Re: Interesting Finding Regarding Auto Pricing
Yes and no. Yes in theory...but the market is saying that the odds of an
American vehicle going much beyond 100,000 miles without expensive repairs
is slim. Yeah, I am sure that there are MANY MANY MANY on here with examples
like yours, but the odds are against it. In other words, a TOY/HON has a
much better chance of reaching 150,000K without expensive repairs. But if
you can do it in an Explorer (or Town Car, for instance, which has
horrendous depreciation yet seem last as long and as carefree as
HON/TOYs...but then again, you'll have to buy plaid pants and eat dinner at
3:30 in the afternoon).
"Big Shoe" <email@example.com> wrote in message
> Way to beat this is to keep the vehicle as long as possible. My '92
> EB Explorer had 185,000 miles on it when we sold it for $2,500. My
> '99 EB has about 120,000 and running fine. My '05 Limited has about
> 16,000 miles but has depreciated $14,000, or about 1/3 of its sticker
> price according to Edmunds. Part of the problem here is that the deep
> discounting makes the sticker price meaningless when you calculate
> depreciation. If you can get $8,000 off sticker for a new Explorer,
> then it has already depreciated by that amount from the sticker price
> and has caused used models to depreciate as well (if you can buy a new
> one for $8,000 under sticker then a one year old one has to be worth
> less, therefore the $14,000 depreciation).

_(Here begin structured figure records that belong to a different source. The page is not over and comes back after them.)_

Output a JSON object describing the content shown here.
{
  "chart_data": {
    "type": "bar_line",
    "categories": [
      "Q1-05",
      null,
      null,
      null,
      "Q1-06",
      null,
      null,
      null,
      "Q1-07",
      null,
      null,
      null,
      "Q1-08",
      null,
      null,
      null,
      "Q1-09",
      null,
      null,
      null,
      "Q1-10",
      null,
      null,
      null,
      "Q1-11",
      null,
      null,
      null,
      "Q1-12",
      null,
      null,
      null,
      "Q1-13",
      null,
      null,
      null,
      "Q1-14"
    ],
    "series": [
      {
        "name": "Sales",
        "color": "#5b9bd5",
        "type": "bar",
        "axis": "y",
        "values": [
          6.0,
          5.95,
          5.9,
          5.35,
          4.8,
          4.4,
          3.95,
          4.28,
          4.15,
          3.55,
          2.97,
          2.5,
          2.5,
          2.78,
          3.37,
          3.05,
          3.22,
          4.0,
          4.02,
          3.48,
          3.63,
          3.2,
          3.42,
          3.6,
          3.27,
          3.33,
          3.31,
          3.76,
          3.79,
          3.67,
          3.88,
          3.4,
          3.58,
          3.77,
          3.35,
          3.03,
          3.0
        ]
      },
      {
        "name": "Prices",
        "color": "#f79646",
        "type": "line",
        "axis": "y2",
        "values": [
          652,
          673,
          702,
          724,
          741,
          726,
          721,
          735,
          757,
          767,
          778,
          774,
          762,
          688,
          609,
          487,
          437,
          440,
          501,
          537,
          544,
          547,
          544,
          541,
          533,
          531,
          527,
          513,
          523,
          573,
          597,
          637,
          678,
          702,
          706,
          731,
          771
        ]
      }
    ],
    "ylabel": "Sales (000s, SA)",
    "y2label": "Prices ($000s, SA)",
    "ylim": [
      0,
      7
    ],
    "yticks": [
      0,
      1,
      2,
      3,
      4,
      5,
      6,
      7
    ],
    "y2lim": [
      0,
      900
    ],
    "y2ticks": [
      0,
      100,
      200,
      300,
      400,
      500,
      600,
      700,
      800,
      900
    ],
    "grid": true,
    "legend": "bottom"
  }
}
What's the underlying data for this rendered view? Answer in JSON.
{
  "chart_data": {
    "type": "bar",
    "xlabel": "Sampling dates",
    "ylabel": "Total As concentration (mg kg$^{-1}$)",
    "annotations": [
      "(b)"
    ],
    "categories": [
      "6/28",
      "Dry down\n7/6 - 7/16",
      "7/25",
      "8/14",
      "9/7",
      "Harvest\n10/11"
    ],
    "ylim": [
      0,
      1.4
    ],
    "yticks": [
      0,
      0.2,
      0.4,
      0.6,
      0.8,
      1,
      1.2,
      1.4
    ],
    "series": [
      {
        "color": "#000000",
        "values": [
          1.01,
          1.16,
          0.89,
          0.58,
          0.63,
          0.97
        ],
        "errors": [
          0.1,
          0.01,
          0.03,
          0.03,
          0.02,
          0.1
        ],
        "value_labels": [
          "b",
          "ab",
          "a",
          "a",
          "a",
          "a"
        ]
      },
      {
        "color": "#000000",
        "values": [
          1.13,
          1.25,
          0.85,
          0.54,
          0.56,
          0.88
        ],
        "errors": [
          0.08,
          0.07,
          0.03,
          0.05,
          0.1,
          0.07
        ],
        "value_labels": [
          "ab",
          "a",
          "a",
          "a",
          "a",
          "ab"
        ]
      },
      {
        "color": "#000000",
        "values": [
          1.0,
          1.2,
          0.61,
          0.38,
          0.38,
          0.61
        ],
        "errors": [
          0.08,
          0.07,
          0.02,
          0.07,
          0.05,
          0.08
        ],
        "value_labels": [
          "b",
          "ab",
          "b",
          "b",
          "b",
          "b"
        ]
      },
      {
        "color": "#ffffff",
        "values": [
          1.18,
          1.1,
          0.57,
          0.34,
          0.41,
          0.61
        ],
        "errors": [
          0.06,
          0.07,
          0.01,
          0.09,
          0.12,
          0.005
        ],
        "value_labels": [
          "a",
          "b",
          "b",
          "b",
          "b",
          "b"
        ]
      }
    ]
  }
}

> On Tue, 2 Aug 2005 07:41:25 -0400, "D.D. Palmer"
> <firstname.lastname@example.org> wrote:
>>I did a little research, and found that the market sets car prices, not
>>That being said, both the new and the used car market prices HON/TOY
>>products to last about 150,000
>>miles. Sure, many go much longer and still have some residual worth at
>>150,000 miles. At 150,000 miles, they become "might last longer"
>>vehicles...but not a great bet. But for GM/FORD the market prices them to
>>only to 100,000 miles before it's worth merely a residual "might last
>>longer" value. That's why a loaded CR-V can command $23,000 while you can
>>find a similar Ford Escape that they can only get $18,000 for (after all
>>rebate shenanigans). The market is recognizing that the Escape approaches
>>crap at 100,000 miles while the CR-V probably won't approach crap until
>>150,000 miles. The HON/TOY is actually cheaper to own. Here the 'Scape
>>18 cents/mile while the CR-V costs 15 cents/mile. And while most people
>>don't own a car from showroom to junkyard, this same pricing pattern will
>>show up at resale time so, again, even for the 2-3 year owner, the HON/TOY
>>is cheaper than the GM/FORD to own. (I will say that with the depth of the
>>GM/FORD rebates today, their cost per mile is approaching that of HON/TOY.
>>But, of course, cutting prices enough to compensate people for this 50,000
>>durability gap is killing both GM and FORD in the process).